Scheimpflug (RSC) technology was also compared with SS-OCT in corneas with specific properties following INTACS implantation as well as Fuchs endothelial corneal dystrophy (FECD). Matar et al. reported after INTACS implantation, in KC eyes, there was a higher repeatability of Kmax using the RSC (> 1 D) than using the Casia 2 SS-OCT (< 1 D) [42]. Furthermore, both the SimK and corneal thickness were found to be higher with RSC than SS-OCT, which we attributed to the different measuring methods and the insufficient detection of corneal curvature due to higher reflectivity of the implant [42]. We concluded that both devices are eligible to assess corneal tomography for long-term follow-ups, however, interchangeability is not advised [42]. Comparing the results of our study, SimK values and corneal thickness were found to be higher in KC eyes, especially in moderate KC, measured by RSC compared to SS-OCT. The findings of the repeatability of Kmax were equivalent to the findings of Matar et al. comparing both technologies. Moreover, a steeper anterior corneal curvature, a flatter posterior curvature, and a thinner corneal thickness were determined by SS-OCT (ANTERION) in comparison to RSC in FECD eyes [43].

According to the technical aspects, the better repeatability of the SS-OCT compared to the RSC might be not explained by the available scans or data points (16,640 scans vs. 138,000 elevation points). Instead, it can be assumed that the number of radial B-scans (65 vs. 25 images of the RSC), the shorter scanning time (< 1 s vs. 1 s of the RSC), and the live eye tracking system result in a more precise measurement of the SS-OCT.

Based on the results of the current study, the SS-OCT seems to be a better tool for assessing corneal tomography (SimK and corneal thickness) in follow-up examinations in normal eyes as well as mild and moderate KC eyes. Currently, the SS-OCT (ANTERION) is limited in providing a specific ectasia screening tool. As mentioned before, RSC (Pentacam) provides a wide range of screening tools, especially for corneal ectasia, keratoconus detection as well as progression. For these applications, the RSC is very helpful in clinical practice. Further, the repeatability is adequate for measuring normal and mild KC eyes.

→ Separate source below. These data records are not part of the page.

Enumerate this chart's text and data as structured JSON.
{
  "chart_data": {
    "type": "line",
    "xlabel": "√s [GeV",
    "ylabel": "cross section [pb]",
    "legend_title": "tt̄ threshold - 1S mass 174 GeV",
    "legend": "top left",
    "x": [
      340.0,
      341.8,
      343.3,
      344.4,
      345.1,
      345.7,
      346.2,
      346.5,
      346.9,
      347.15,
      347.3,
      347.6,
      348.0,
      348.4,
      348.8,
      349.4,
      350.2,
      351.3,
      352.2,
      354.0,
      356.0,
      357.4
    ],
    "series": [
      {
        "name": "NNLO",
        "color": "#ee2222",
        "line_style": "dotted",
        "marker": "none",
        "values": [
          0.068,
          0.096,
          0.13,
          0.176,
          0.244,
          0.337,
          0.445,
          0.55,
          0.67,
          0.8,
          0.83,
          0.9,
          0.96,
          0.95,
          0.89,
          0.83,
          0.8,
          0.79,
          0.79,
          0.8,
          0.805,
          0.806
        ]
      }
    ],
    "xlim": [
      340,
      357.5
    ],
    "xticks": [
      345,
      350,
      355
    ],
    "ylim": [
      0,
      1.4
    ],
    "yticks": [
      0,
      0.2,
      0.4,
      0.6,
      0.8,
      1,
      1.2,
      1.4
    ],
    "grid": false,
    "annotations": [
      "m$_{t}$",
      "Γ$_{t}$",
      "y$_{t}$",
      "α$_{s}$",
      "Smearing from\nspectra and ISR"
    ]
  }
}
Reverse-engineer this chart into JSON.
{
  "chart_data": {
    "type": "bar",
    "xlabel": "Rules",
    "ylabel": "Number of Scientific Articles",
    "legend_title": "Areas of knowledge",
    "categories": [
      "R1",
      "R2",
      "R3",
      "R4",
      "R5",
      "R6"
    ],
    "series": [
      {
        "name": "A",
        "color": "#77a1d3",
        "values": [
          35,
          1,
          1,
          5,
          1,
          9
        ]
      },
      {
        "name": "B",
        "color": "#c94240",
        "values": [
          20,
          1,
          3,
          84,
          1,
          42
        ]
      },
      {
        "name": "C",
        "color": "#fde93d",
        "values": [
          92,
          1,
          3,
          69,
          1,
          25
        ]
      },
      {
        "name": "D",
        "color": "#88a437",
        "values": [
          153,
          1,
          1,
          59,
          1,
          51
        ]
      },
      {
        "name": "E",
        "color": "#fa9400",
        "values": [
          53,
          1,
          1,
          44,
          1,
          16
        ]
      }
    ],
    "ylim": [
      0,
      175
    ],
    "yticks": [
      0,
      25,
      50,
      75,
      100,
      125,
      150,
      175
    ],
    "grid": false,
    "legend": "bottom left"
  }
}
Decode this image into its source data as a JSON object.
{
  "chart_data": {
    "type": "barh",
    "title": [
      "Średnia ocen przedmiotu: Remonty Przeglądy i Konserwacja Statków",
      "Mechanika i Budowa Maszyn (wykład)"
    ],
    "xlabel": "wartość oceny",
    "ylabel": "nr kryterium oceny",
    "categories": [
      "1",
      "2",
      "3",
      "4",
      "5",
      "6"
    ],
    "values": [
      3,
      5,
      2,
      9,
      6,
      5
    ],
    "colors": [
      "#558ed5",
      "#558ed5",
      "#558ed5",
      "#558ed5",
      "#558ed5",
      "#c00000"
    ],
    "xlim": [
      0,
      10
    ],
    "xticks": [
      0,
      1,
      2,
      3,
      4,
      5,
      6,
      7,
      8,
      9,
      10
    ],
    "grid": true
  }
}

The study is limited by a non-randomized order of the performed measurements. RSC was always measured before SS-OCT indicating that a certain learning effect could not be avoided, vice versa, patients could also become more tired after these many repeated measurements. Moreover, the age was not matched properly between all subgroups along with the normal eyes and mild KC group involving more female cases (37%) than the moderate KC group (10%). This might influence the results.

Conclusion

The novel SS-OCT showed highly repeatable measurements of anterior, posterior, and corneal thickness parameters in normal and KC. The repeatability did not differ between SS-OCT and RSC for the majority of anterior corneal parameters in normal eyes, whereas better repeatability was achieved by SS-OCT in mild and moderate KC. Particularly, the most clinically relevant parameter Kmax showed better repeatability measured by SS-OCT than by RSC and a repeatability of less than 1 D was found for SS-OCT in mild and moderate KC. Posterior corneal parameters showed a better repeatability using the SS-OCT in all subgroups. Due to significant offsets and wide ranges of LoA between two devices, interchangeability is not recommended.